La photo montre Jean-Michel Jarre, musicien, compositeur et producteur de musique français de renommée mondiale, dans son studio.

Jean-Michel Jarre :
“J’ai entendu parler de Can très tôt et j’ai suivi ce qu’ils faisaient. En Allemagne, les musiciens de krautrock se connaissaient au moins entre eux ; en France, j’étais complètement isolé. Je n’avais qu’un petit groupe de personnes avec qui échanger des idées, autour duquel gravitait Pierre Schaeffer. Mais même au sein de ce groupe, nous étions très français, travaillant chacun de notre côté, chacun pour soi – une façon assez arrogante de travailler. Nous n’avions aucune idée de ce qui se passait dans la rue devant notre porte, sans parler du reste du monde. Le message était : nous connaissons la vérité ; tous les autres sont ignorants, ils ne font que produire de la camelote. Au bout de deux ou trois ans, j’ai voulu m’en aller. Pierre Schaeffer m’a dit : « Arrête de perdre ton temps précieux avec ces absurdités. »
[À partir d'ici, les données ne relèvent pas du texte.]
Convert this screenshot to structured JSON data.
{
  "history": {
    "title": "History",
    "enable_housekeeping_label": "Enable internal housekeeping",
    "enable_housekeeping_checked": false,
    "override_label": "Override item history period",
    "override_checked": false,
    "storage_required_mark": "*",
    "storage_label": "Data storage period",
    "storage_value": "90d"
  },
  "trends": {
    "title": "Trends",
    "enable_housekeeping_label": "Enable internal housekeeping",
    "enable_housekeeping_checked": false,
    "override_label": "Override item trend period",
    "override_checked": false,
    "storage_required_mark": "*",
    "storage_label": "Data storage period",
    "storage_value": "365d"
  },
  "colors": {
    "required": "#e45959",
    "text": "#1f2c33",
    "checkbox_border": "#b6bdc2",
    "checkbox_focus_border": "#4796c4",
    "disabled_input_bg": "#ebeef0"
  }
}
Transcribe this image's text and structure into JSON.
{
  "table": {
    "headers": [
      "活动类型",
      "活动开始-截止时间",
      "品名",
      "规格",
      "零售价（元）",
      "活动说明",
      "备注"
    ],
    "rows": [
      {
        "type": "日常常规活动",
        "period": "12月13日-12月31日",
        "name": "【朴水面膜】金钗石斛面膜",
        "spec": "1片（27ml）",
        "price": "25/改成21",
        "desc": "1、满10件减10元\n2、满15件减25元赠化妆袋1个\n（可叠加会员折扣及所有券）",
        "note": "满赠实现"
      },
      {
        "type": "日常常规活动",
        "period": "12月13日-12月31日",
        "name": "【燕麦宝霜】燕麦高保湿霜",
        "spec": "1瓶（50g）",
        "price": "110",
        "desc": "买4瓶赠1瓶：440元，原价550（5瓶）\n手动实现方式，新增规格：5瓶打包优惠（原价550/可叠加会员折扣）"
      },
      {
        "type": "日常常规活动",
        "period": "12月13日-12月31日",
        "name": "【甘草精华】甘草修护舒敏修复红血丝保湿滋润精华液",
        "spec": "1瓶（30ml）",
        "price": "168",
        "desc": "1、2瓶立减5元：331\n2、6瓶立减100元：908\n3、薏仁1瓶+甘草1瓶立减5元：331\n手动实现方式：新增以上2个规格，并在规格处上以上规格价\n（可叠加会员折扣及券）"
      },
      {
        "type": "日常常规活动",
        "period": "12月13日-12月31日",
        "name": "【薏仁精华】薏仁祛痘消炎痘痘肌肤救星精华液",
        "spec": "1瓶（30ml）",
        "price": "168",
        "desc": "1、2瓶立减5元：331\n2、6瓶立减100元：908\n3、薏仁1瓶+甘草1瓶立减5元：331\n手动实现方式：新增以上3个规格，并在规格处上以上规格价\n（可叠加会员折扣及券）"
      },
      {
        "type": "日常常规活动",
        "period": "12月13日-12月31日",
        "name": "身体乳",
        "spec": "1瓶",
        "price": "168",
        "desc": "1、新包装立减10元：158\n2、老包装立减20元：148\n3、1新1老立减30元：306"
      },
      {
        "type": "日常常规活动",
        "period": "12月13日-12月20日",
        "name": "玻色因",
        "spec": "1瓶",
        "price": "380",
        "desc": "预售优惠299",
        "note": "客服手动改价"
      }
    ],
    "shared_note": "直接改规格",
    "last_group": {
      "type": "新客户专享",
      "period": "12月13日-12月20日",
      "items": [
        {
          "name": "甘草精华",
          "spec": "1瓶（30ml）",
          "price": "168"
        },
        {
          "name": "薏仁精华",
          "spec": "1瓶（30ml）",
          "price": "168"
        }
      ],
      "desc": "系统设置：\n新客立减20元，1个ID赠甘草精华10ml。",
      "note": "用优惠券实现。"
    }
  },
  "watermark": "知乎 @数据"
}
Je me disputais constamment avec ces élitistes, en leur disant : « Regardez dehors ! On fait de la musique nouvelle et passionnante en Allemagne, et Soft Machine et Pink Floyd travaillent sur des sons incroyables au Royaume-Uni. Ils s’intéressent tous à des choses que vous ne faites que romancer intellectuellement. Et je veux rassembler tout ça ! » Mais ça ne les intéressait pas. C’est pour ça que j’ai fini par me lancer tout seul, au bout de trois ans, pour combler ce fossé entre la musique expérimentale et la pop.”